Since West Virginia hasn’t had a fraud investigation unit for long, comparing the state’s investigation, arrest and conviction rate with national trends isn’t easy.

“West Virginia has been a little hard to get our hands around because your fraud division is still young,” said Jay, whose nonprofit group is expected to release a state-by-state comparison of insurance fraud investigation efforts later this year. “It usually takes three to four years of data to really see trends and be able to compare, so this year will be a telling year.”

He said when looking at the number of referrals on a per-capita basis, the state looks to be about average.

Neal agreed.

She said of the six states she oversees — West Virginia, Kentucky, Tennessee, Ohio, Michigan and Indiana — the Mountain State seems to have the lowest incidence rate of insurance fraud. And, she said, it has a low rate or car thefts.

“It’s still a significant problem when you look at it on a per-capita basis, but I’d say West Virginia is in the lower realm,” she said.

Jay said West Virginia comes nowhere close to having the amount of insurance fraud as some of the nation’s more populous states, such as New York, California and Florida.
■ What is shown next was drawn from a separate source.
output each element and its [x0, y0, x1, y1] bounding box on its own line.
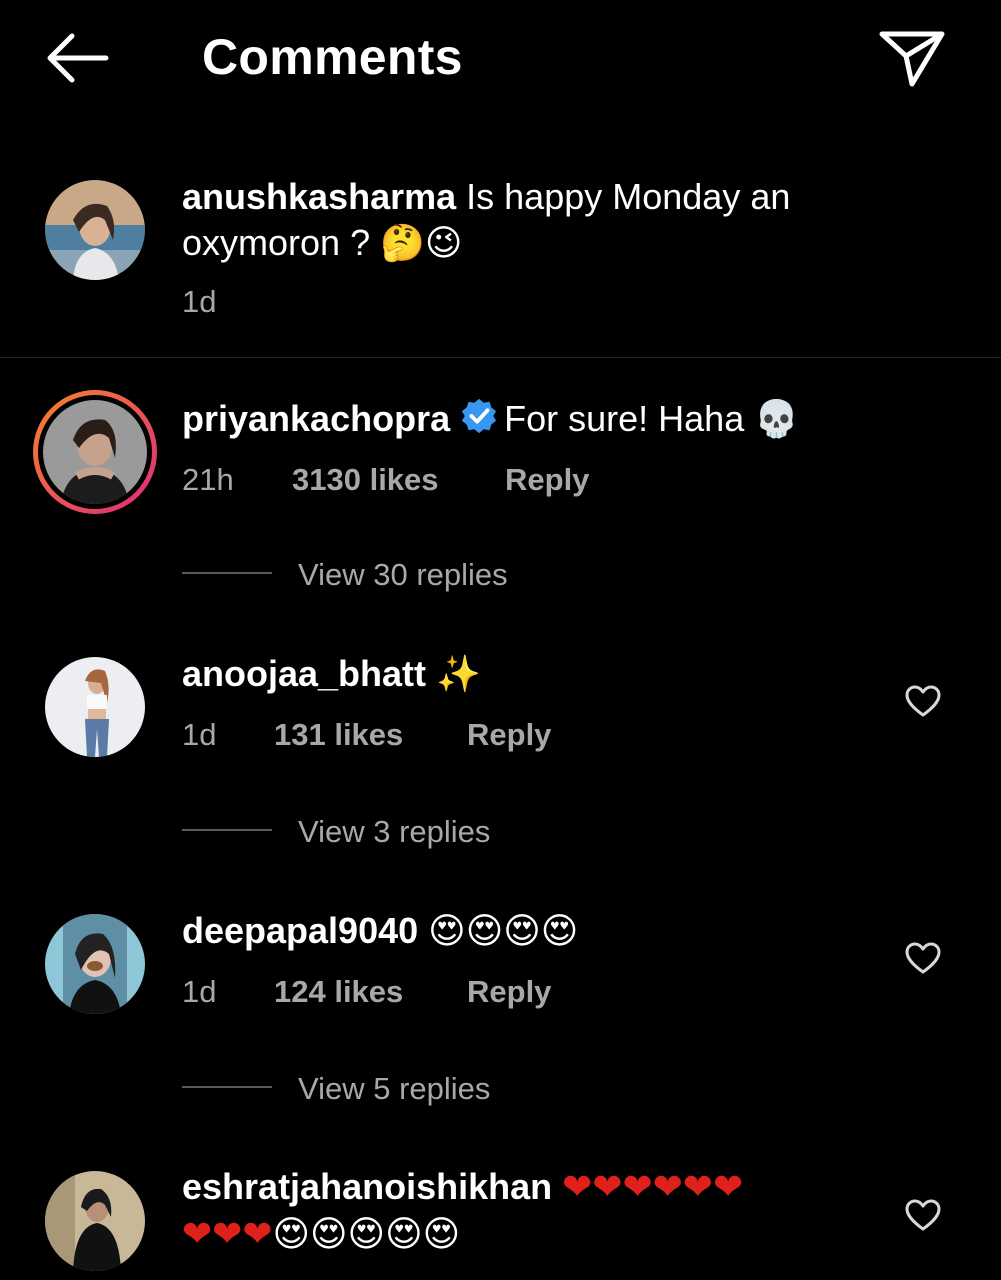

His yet-to-be-completed study shows the fraud units in those states are well-established, fairly hard-hitting and always busy.

Some fraud units in smaller, more rural states also have excellent reputations, he said.

“Utah and Idaho are smaller units, but they are very aggressive,” Jay said.

Other states — Alabama, Illinois, Maine, Michigan, Oregon, Vermont, Wisconsin and Wyoming — have no insurance fraud investigation units at all.

“Tennessee used to have one, but it’s been defunded,” he said.

Neal, Jay and Cline agreed that what the state needs to do now is launch an aggressive education and public outreach program to teach people about the effects of insurance fraud. People need to understand, they said, that the cost of the fraudulent claims isn’t just paid by insurance companies but by everyone.

“The core education is that people need to realize there is a cost to filing bad claims,” she said.